Scrolling Figures & GUIs
Ameya's pick this week is Scrollsubplot by Bjorn Gustavsson.
This week, it's an early post because of Thanksgiving holiday here in the U.S.
Hello MATLAB fans! My name is Ameya and I'm a colleague of Jiro and Brett at MathWorks. I primarily support MATLAB users in financial services but I'm personally very interested in tool building, visualization and GUIs. This is my first pick as a guest on this blog so I hope you enjoy it.
If you are familiar with any of my submissions, you might know that I'm a big fan of generalizing built-in MATLAB functions with wrappers to offer more control or expanded functionality. My pick this week does exactly that. It extends the subplot command to create an infinite canvas of plots with a scroll bar. This can be very useful if you have many visualizations to display in a single figure window or GUI but a limited amount of screen real estate. Best of all, because it works just like subplot, you don't need to learn new syntax or modify a lot of existing code. Reviewer Telmo Amaral perhaps says it best: "This function did precisely what I needed in the easiest possible way: just had to replace all the calls to subplot with calls to scrollsubplot."

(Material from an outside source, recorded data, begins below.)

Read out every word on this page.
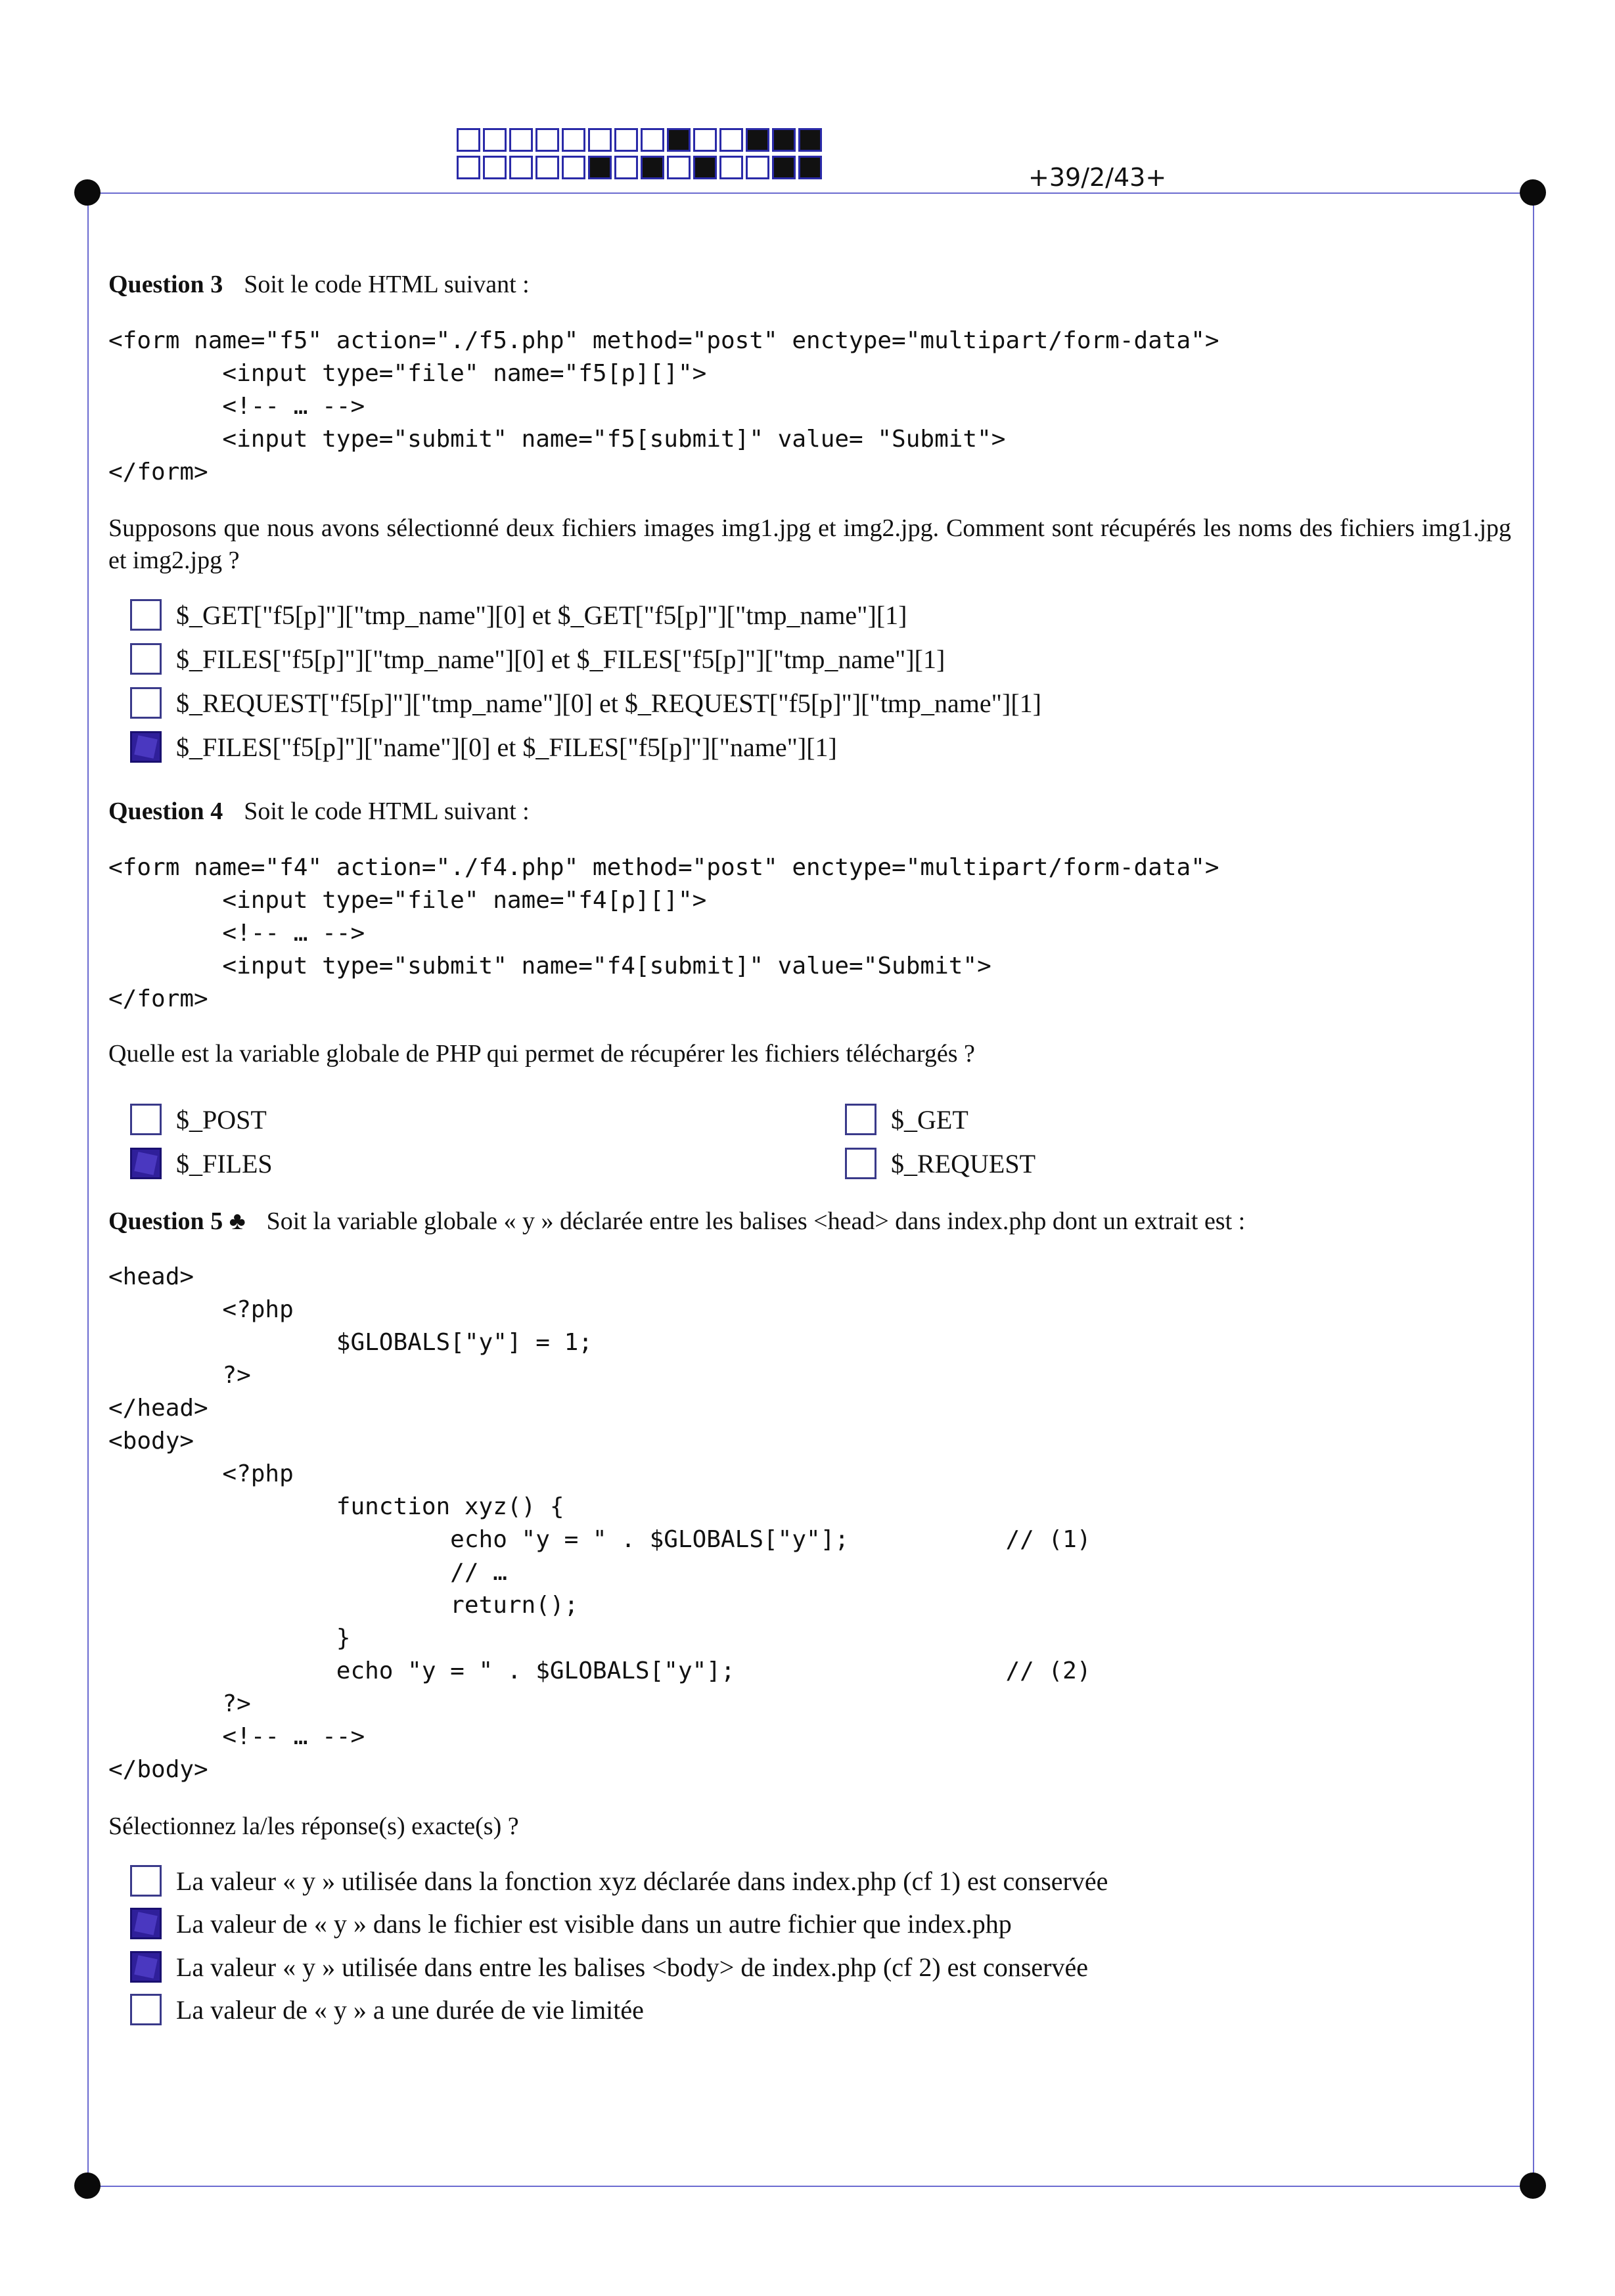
+39/2/43+
Question 3 Soit le code HTML suivant :
<form name="f5" action="./f5.php" method="post" enctype="multipart/form-data">
<input type="file" name="f5[p][]">
<!-- … -->
<input type="submit" name="f5[submit]" value= "Submit">
</form>
Supposons que nous avons sélectionné deux fichiers images img1.jpg et img2.jpg. Comment sont récupérés les noms des fichiers img1.jpg et img2.jpg ?
$_GET["f5[p]"]["tmp_name"][0] et $_GET["f5[p]"]["tmp_name"][1]
$_FILES["f5[p]"]["tmp_name"][0] et $_FILES["f5[p]"]["tmp_name"][1]
$_REQUEST["f5[p]"]["tmp_name"][0] et $_REQUEST["f5[p]"]["tmp_name"][1]
$_FILES["f5[p]"]["name"][0] et $_FILES["f5[p]"]["name"][1]
Question 4 Soit le code HTML suivant :
<form name="f4" action="./f4.php" method="post" enctype="multipart/form-data">
<input type="file" name="f4[p][]">
<!-- … -->
<input type="submit" name="f4[submit]" value="Submit">
</form>
Quelle est la variable globale de PHP qui permet de récupérer les fichiers téléchargés ?
$_POST	$_GET
$_FILES	$_REQUEST
Question 5 ♣ Soit la variable globale « y » déclarée entre les balises <head> dans index.php dont un extrait est :
<head>
<?php
$GLOBALS["y"] = 1;
?>
</head>
<body>
<?php
function xyz() {
echo "y = " . $GLOBALS["y"];           // (1)
// …
return();
}
echo "y = " . $GLOBALS["y"];                   // (2)
?>
<!-- … -->
</body>
Sélectionnez la/les réponse(s) exacte(s) ?
La valeur « y » utilisée dans la fonction xyz déclarée dans index.php (cf 1) est conservée
La valeur de « y » dans le fichier est visible dans un autre fichier que index.php
La valeur « y » utilisée dans entre les balises <body> de index.php (cf 2) est conservée
La valeur de « y » a une durée de vie limitée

For example, suppose we need to display 3 rows of plots on a figure but really only have enough room for 2 rows on screen at one time. We can set up just such a canvas with scrollsubplot:
% Create a standard 2-row view, similar to _subplot_ scrollsubplot(2,1,1); plot(cumsum(randn(200,10))); scrollsubplot(2,2,3); plot(rand(10,1), rand(10,1), '^'); scrollsubplot(2,2,4); hist(randn(100,1)); % Create axes outside the visible area and generate a scroll bar to bring % these axes into view scrollsubplot(2,2,5); imagesc(magic(16)); scrollsubplot(2,2,6); pie(rand(10,1));
The figure can be scrolled interactively or with the supporting scroll function. The final result looks something like the following:
Bjorn adds the convenience of using the arrow and the page up/down keys to scroll through the canvas of axes. I also like how he sets up all of the position offset constants at the beginning of his function so that one can easily customize the spacing between subplots.